Welcome to our Eng 100 Blog “Conversation Beyond the Classroom”! The title of this blog refers to the community of active readers & collaborative learners we are creating by sharing our academic writing for Eng 100 with each other + a larger group of students, instructors, academics, and just about anybody who chooses to follow our blog! When you write and post your reader responses here (and, later, as you write your essays for the course), I encourage you to use this audience to conceptualize who you are writing for and, most important, how to communicate your ideas so that this group of academic readers and writers can easily follow your line of thinking. Think about it this way: What do you need to explain and articulate in order for the other bloggers to understand your response to the essays we’ve read in class? What does your audience need to know about those essays and the authors who wrote them? And how can you show your readers, in writing, which ideas you add to these “conversations” that take place in the texts we study? As students of Eng 100, you will use this blog to begin conversations with other academic writers on campus (students and instructors alike). We become active readers of each other’s writing when we comment on posts here. And, best of all, we are using this space to share ideas! I encourage you to use this blog to further think through the topics and writing strategies you will be introduced to this quarter. As always, be sure to give credit to those people whose ideas you borrow for your own thinking and writing (you should do this in the blog by commenting on their post, but you will also be required to cite what you borrow from your peers/instructors if and when it winds up in your essays. More details on that later…). Finally, keep in mind that writing to and for this audience is a good way to prepare for the panel of readers (faculty at WCC) who will be reading and assessing your writing portfolio at the end of the quarter.
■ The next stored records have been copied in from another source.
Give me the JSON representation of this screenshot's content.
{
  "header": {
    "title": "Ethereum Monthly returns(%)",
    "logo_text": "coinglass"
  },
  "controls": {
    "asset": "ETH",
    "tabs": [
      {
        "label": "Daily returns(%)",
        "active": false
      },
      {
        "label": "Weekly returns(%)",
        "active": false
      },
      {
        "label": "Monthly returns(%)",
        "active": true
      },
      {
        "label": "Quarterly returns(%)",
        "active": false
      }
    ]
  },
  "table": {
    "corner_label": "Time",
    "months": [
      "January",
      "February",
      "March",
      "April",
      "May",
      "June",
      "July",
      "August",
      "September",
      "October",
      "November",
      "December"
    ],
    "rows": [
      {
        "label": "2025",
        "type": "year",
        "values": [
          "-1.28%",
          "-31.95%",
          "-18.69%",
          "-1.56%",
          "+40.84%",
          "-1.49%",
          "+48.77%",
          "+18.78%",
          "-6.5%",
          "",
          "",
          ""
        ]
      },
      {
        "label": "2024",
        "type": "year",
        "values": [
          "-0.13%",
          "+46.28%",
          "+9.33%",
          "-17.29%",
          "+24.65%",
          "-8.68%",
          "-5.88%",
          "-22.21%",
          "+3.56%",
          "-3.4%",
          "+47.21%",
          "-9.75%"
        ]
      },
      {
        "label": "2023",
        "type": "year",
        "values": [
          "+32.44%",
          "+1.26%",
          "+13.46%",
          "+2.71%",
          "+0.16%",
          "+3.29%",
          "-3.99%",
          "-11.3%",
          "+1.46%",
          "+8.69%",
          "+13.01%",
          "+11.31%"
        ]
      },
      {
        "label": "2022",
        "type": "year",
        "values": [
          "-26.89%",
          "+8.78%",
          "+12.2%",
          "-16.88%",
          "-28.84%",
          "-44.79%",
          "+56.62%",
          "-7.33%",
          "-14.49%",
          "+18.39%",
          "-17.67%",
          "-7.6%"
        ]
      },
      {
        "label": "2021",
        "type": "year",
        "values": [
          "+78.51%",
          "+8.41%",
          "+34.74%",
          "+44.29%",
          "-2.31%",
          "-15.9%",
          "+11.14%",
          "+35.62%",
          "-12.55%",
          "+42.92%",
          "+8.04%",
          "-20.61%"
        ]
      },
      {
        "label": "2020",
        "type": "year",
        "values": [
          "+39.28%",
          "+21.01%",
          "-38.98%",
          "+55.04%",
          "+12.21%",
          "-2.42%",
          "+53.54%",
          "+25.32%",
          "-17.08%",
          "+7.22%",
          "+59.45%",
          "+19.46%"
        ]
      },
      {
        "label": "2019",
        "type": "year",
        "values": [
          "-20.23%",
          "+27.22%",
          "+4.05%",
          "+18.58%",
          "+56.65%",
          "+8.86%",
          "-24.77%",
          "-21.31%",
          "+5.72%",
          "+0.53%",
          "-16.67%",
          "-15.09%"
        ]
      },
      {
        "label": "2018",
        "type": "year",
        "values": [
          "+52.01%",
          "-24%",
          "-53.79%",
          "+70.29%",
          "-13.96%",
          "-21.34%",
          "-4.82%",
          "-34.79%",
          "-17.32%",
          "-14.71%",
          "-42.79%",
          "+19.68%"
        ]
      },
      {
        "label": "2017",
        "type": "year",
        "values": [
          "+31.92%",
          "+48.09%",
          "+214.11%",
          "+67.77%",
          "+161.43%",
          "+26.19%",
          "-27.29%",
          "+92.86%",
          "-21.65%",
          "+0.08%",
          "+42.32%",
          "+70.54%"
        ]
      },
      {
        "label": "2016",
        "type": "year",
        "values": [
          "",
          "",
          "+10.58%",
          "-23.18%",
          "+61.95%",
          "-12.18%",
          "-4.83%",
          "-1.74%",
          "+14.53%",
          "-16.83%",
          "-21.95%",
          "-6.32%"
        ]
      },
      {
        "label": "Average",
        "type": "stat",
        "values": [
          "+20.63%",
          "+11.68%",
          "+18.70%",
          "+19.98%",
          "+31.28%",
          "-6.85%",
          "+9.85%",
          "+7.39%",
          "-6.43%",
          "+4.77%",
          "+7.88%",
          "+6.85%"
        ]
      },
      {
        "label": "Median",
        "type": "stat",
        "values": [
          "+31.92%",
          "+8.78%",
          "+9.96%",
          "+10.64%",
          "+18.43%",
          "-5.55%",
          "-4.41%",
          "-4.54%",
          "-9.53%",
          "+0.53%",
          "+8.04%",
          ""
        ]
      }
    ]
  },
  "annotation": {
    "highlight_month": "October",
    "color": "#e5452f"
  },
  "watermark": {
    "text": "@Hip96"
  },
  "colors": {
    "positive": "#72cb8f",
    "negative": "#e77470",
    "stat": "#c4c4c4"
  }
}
We hope that as a large group of active readers, we can better prepare each other for this experience. But, in the meantime, let’s have fun with it! I am really excited see how far we can take this together!

Monday, April 18, 2011

Is it a crime?

Over the past years as technology has progressed author Nicholas Carr, writer of Is Google Making Us Stupid?, finds himself at increasing odds with his dependency on the internet.  Where before it was a simple matter to find himself lost in a book, now with the advances made in technology, he finds himself lost in a format where people's minds are being taught to bounce from one point of focus to another in rapid succession.
With an honest admittance, "I get fidgety, lose the thread, begin looking for something else to do", Carr points out, in his opinion, the ever changing, ever growing speed of which we find information has begun "remapping the neural circuitry".
Finding ourselves with only one thing to do seems to be a mind numbing waste of time.  My view is that with constant stimulation to the brain people will feel themselves propelled toward the next distraction.  Simply focusing on one thing seems to be a thing of the past.  Right now as this essay is being written I find myself not only typing my paper, music is playing and a fan is on simply for background noise.  Soon email will be checked, links will be clicked, podcasts will be heard, articles will be skimmed, and instant messengers will begin beeping for attention.
Simply stated, 'The net is a God send' puts a new spin on perspective.  Is it a God send or is it another way in which humans will drive themselves to constant distraction?